WASHINGTON – Alexis Mack wanted to go to school in Dundalk, where she landed with her mother and sister last summer after they escaped an abusive situation in their home in New York.
But Alexis, then 15, didn’t know where the school was or when summer vacation ended. She couldn’t afford school supplies and the bus didn’t run past the shelter where they were living at the time.
The school year was a week old when Alexis finally enrolled in 10th grade at Dundalk High School, with the help of counselors at the Family Crisis Center. Someone there showed her how to make the 25-minute walk to school and she was given school supplies and vouchers to buy clothes from Sears.

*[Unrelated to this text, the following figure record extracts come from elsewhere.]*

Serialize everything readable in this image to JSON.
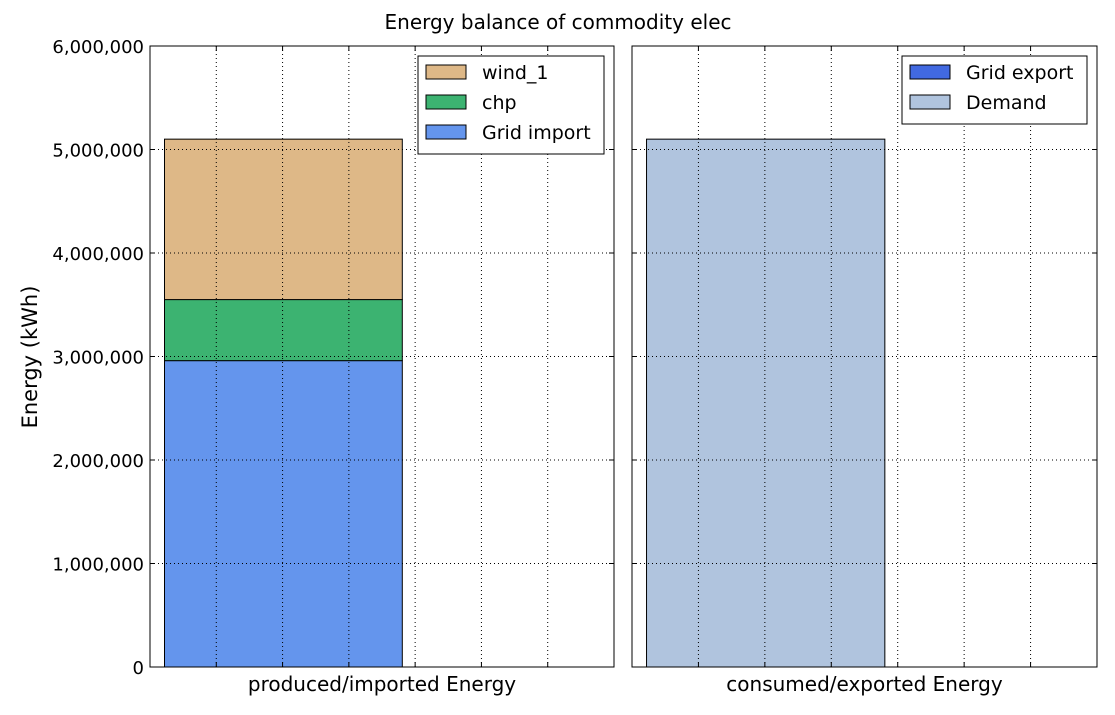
{
  "chart_data": {
    "type": "bar",
    "title": "Energy balance of commodity elec",
    "ylabel": "Energy (kWh)",
    "ylim": [
      0,
      6000000
    ],
    "yticks": [
      {
        "value": 0,
        "label": "0"
      },
      {
        "value": 1000000,
        "label": "1,000,000"
      },
      {
        "value": 2000000,
        "label": "2,000,000"
      },
      {
        "value": 3000000,
        "label": "3,000,000"
      },
      {
        "value": 4000000,
        "label": "4,000,000"
      },
      {
        "value": 5000000,
        "label": "5,000,000"
      },
      {
        "value": 6000000,
        "label": "6,000,000"
      }
    ],
    "grid": true,
    "panels": [
      {
        "xlabel": "produced/imported Energy",
        "legend_position": "top-right",
        "series": [
          {
            "name": "Grid import",
            "value": 2960000,
            "color": "#6495ED"
          },
          {
            "name": "chp",
            "value": 590000,
            "color": "#3CB371"
          },
          {
            "name": "wind_1",
            "value": 1550000,
            "color": "#DEB887"
          }
        ],
        "legend_order": [
          "wind_1",
          "chp",
          "Grid import"
        ]
      },
      {
        "xlabel": "consumed/exported Energy",
        "legend_position": "top-right",
        "series": [
          {
            "name": "Grid export",
            "value": 0,
            "color": "#4169E1"
          },
          {
            "name": "Demand",
            "value": 5100000,
            "color": "#B0C4DE"
          }
        ],
        "legend_order": [
          "Grid export",
          "Demand"
        ]
      }
    ]
  }
}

She was just one of more than 5,700 homeless Maryland children who got help from eight federally funded homeless education programs in the state. But advocates say there are many more students who are not getting the assistance they need.
So Alexis joined other homeless children, advocates and elected officials in Washington on Wednesday to support a bill that would almost double funding, to $50 million annually, for the McKinney Education for Homeless Children and Youth Act.
“We just want homeless children to be treated like every other child and be given the same opportunities and not be at a significant disadvantage simply because they don’t have a place to call home,” said Robert V. Hess, president of Center for Poverty Solutions in Baltimore.
Last year, Congress budgeted $28.8 million for the program. Maryland received $331,440 in fiscal 1998 for programs in Baltimore City and Baltimore, Montgomery, Prince George’s, Calvert, Howard, Wicomico and Charles/St. Mary’s counties.
Maryland advocates said they need more money to help identify and serve children who may qualify, even though they do not live in a homeless shelter.
“Many people don’t want to be identified as homeless,” said Jill Moss Greenberg, coordinator for Baltimore County’s Homeless Education program. “We can only provide services to those we know about.”
Even when a child is asked, Hess said, he or she may not admit to being homeless.
“One of the questions you ask a child when they enroll in school is generally not, `Are you homeless?'” Hess said. “So people are going to fall through the cracks that way.”
The Baltimore County program began a coordinated inter-agency approach to helping homeless families about four years ago. Greenberg said it solved what had been “a really fragmented approach that involved all the key players that help children and families.”
“We tap whatever sources are out there,” she said. Besides school services for children, the county’s program helps families with nutrition, refers children for health or mental health services and helps parents get involved in adult education, among other services.
The county program operates on $50,000 in federal funds it was allotted by the state, Greenberg said. It also gets private support from teachers and school staffers who support school-supply drives, casserole-baking parties for shelter residents and vouchers that let homeless students buy personal items of clothing.
Alexis, who moved out of the shelter in March with her mother and 9-year- old sister, has skipped 11th grade and expects to graduate in May. She is looking at colleges, where she hopes to study English and psychology. Her mother is pursuing a GED and works as a cashier at Rite Aid.
“My mother always told me there can be no situation worse than this and we’ve survived,” Alexis said Wednesday.